Trends for individual counties and cities differ, but the North Bay as a whole has seen housing prices improve markedly over the past year. It is a development with a number of implications, helping some current homeowners to refinance and potentially stave off foreclosure while giving others the motivation to pursue a sale.
"We think that's going to continue -- a more normal market," said Bill Facendini, president of Terra Firma Global Partners. "2014 will be more traditional, more balanced."
The San Francisco Bay Area as a whole has seen median home prices rise 31.7 percent in the 12-month period between August 2013 and 2012, according to San Diego-based DataQuick. Distressed sales -- foreclosures and "short sales," accounted for 15 percent of the resale market, down from 37.8 percent one year ago.
In places like Marin County, values in some central areas have nearly risen to levels seen before the recession, said Blaine Morris, president-elect of the Marin County Association of Realtors.
"Everybody who bought a house in 2010, 2011 feels pretty smart right now," he said.
It is a trend that, along with an uptick in interest rates, has given pause to some prospective homeowners and caused a period of frantic bidding to quiet down significantly, Mr.

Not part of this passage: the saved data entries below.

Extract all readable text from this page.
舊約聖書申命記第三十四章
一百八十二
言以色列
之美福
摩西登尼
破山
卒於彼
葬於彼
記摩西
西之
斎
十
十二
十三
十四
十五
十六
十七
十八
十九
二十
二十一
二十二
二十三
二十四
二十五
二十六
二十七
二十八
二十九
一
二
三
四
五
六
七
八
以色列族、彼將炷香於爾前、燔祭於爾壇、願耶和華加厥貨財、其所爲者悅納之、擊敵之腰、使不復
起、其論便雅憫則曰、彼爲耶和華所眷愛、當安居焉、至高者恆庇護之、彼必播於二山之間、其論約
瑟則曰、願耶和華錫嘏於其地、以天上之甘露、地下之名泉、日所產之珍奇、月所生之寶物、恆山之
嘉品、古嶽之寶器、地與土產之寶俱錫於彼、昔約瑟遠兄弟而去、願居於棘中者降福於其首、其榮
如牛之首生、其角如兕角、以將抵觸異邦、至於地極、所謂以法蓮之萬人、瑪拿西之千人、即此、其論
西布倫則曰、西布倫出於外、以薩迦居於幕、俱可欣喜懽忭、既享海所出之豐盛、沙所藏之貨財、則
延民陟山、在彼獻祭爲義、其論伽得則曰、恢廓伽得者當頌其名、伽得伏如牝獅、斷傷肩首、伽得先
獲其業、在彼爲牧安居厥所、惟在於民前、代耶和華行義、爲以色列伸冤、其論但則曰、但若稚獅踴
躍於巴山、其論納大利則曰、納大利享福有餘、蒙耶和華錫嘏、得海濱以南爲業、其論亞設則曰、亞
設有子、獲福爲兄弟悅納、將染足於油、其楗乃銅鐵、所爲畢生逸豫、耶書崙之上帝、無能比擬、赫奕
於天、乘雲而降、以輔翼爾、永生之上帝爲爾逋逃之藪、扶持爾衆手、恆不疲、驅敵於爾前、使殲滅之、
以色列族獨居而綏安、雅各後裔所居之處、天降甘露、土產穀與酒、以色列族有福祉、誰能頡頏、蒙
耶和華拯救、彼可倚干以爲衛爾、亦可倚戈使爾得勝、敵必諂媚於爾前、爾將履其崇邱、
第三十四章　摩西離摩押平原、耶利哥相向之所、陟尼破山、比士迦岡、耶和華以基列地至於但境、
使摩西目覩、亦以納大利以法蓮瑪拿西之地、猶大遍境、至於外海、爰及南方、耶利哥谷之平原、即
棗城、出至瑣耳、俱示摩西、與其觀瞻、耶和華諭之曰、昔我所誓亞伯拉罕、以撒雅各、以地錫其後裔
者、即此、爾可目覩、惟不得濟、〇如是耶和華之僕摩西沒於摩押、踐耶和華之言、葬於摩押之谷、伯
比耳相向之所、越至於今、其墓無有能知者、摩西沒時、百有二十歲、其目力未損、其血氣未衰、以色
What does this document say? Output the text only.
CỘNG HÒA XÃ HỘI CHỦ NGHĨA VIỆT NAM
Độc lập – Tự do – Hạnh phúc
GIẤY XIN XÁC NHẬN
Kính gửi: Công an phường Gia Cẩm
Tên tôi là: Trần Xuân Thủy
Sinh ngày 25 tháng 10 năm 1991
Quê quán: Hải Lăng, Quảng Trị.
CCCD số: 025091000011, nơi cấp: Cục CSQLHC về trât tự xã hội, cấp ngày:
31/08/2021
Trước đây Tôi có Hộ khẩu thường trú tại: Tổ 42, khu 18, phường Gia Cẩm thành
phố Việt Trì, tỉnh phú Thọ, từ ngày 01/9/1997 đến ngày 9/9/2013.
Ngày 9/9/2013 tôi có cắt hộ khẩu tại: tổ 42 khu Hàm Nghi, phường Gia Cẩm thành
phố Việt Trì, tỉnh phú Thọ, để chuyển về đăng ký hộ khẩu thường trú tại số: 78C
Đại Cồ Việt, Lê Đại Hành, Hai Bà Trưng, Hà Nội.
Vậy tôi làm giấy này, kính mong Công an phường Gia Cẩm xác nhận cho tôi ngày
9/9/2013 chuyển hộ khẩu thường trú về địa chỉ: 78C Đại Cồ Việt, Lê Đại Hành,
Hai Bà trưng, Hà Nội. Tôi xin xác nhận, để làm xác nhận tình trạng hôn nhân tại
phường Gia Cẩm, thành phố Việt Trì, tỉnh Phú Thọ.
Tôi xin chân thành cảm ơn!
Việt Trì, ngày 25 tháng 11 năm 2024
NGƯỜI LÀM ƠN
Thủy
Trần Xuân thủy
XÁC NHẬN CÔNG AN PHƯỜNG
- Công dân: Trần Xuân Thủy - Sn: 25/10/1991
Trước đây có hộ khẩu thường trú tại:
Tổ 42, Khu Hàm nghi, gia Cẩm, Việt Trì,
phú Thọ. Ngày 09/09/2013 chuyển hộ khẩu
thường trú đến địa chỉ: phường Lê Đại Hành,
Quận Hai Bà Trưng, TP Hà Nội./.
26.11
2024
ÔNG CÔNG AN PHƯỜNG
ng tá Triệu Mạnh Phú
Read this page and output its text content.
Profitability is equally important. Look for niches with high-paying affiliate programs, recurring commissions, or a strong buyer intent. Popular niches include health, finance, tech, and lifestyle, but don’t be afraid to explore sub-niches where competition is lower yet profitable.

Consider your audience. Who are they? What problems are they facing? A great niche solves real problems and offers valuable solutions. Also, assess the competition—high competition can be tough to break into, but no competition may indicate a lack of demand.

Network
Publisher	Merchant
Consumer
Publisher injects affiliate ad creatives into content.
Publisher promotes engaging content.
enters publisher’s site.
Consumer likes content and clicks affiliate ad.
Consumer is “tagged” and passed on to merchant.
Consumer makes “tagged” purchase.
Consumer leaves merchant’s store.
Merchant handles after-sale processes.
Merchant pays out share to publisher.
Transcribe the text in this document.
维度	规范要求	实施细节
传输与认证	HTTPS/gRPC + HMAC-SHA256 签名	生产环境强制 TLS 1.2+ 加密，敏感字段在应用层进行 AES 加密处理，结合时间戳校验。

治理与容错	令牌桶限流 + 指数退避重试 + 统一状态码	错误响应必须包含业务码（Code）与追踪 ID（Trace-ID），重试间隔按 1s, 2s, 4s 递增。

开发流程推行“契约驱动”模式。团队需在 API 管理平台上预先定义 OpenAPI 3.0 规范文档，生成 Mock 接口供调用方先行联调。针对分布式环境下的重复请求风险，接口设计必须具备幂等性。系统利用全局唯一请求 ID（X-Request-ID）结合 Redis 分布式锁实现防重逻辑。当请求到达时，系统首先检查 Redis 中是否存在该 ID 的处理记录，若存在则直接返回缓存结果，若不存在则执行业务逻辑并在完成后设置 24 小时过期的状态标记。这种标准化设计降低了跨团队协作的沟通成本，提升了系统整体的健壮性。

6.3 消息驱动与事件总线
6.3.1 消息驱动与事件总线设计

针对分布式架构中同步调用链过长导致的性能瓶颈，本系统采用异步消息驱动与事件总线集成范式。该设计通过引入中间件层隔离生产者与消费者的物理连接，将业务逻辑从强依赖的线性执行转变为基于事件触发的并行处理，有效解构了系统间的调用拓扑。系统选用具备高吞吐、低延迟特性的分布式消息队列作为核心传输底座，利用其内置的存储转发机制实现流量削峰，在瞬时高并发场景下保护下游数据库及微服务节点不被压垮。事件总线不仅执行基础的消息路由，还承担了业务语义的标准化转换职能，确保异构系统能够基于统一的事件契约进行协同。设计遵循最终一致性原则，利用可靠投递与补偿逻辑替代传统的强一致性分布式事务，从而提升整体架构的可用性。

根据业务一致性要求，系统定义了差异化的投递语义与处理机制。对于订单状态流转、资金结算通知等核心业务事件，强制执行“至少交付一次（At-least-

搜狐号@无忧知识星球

Facendini said.
"I think the consumer is taking a step back," he said. "Everyone is still wanting to make a good business decision, even if it's their home."
Those buyers have instead turned to rentals, helping to drive a steep climb in prices throughout the North Bay.
Median rental prices, including units ranging from studios to three-bedroom townhomes, have increased an average of 8.4 percent in Marin County and reached more than $2,000 in the 12-month period ended June 30, according information from Novato-based apartment data firm RealFacts. Rent is up an average of 6.9 percent in Sonoma County, at $1,335. Napa County rents are up 5.5 percent, averaging $1,446, and Solano County rents are up 1.3 percent, at $1,149.
Those prices have begun to rival the going rate for some monthly mortgage payments, further supporting the evidence of simmering demand for home purchases, Mr. Morris said.
"The rental market is absolutely horrendous. Well -- it's great if you're a landlord," he said.
The hike in rent has been an attractive trend to investors, who are able to purchase rentals at what are still historically lower values and generate hefty returns when selling the property after several years. Investors purchased 21 percent of Bay Area homes in August -- up slightly from July, but down from nearly 23 percent one year ago.
With more than 2,000 jobs expected from Rohnert Park's Graton Casino alone, Mr. Facendini said that he expected that rental demand to continue for some time.
The most significant project to add housing stock in the region is the nearly 1,000-unit Napa Pipe development outside the city of Napa, which received the zoning vote required for its construction in June. Yet the project as approved has less than one-third the housing units that were originally proposed, and the developer expects a period of 10-15 years before those homes are fully built.